Becoming a conscious eater is the first step to discovering comfortable satiety. You will find that listening to your Food Anthropologist voice here can be helpful. First step is to pause during a meal or snack for a “time-out” of sorts. Take a taste check: “how does this taste? Is this worthy of my taste?”. Next, take a satiety check: “what is my hunger and fullness level? Am I still hungry or starting to feel satisfied?” (disclaimer, it is a process to identify your personal fullness cues and will take patience! The more familiar you become with your hunger and fullness level and the more often you honor your hunger, this will become easier). Once you finish eating, check in with yourself again to see where your fullness is at. Comfortable satiety or did you bypass it? By how much? It may be helpful here to use the Hunger and Fullness Scale and/or keep a journal to make notes. As you become more in tune with the different levels of fullness, you will be able to recognize the last bite threshold, or the endpoint of eating for said meal/snack. Finally, you are not obligated to eat every bite on your plate! Committing to respecting and feeling your fullness is more important right now versus cleaning your plate(*).

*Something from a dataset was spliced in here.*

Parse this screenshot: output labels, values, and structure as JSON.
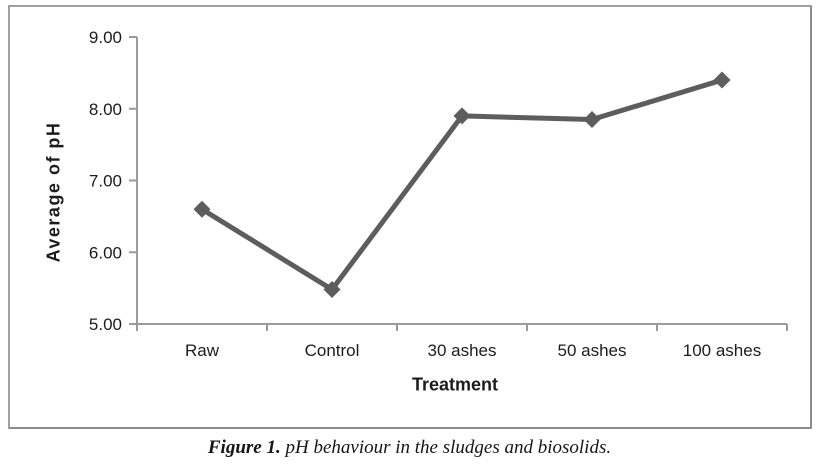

So by now you are probably looking for tips to become more of a conscious eater, right? Well you are in the right place!
Eat without distraction(*)
Reinforce your conscious choice to stop eating
Gently push the plate away or place cutlery or napkins on the plate to signify your decision to be done with the meal/snack
Learning to say no to obligatory eating
Practice politely saying “no thank you” or whatever version of this statement works best for you
As stated above, the types of food you eat can influence fullness. For example, snacks or meals that contain some amount of fiber, complex carbohydrates, protein, and fat will increase the staying power. Many times dieters avoid certain kinds of foods (i.e. carbohydrates and fat), which in reality are the exact foods that typically cause increased fullness and satisfaction. Try combining these together for a meal or snack that will be more filling. If you are unsure of how to do so, working with a Registered Dietitian would be a great asset! If you have identified comfortable satiety and still feel that something is missing it may be the satisfaction factor, which is actually Principle 6 and will be focused on in the next blog post! See you there.
(*) It is perfectly normal and OK to overeat even when you’ve identified your comfortable fullness level. This can be a piece of testing the unconditional permission to eat value or simply being human. However, once you are more of a conscious eater and the newness of unconditional permission to eat wears off, it will be easier to leave food behind because you know you will have endless opportunities to eat again.
(*) Eating without distraction is not another “rule” as Intuitive Eating is not a diet with rules that can be broken. If you happen to find yourself texting friends during a meal or watching the news, this is OK.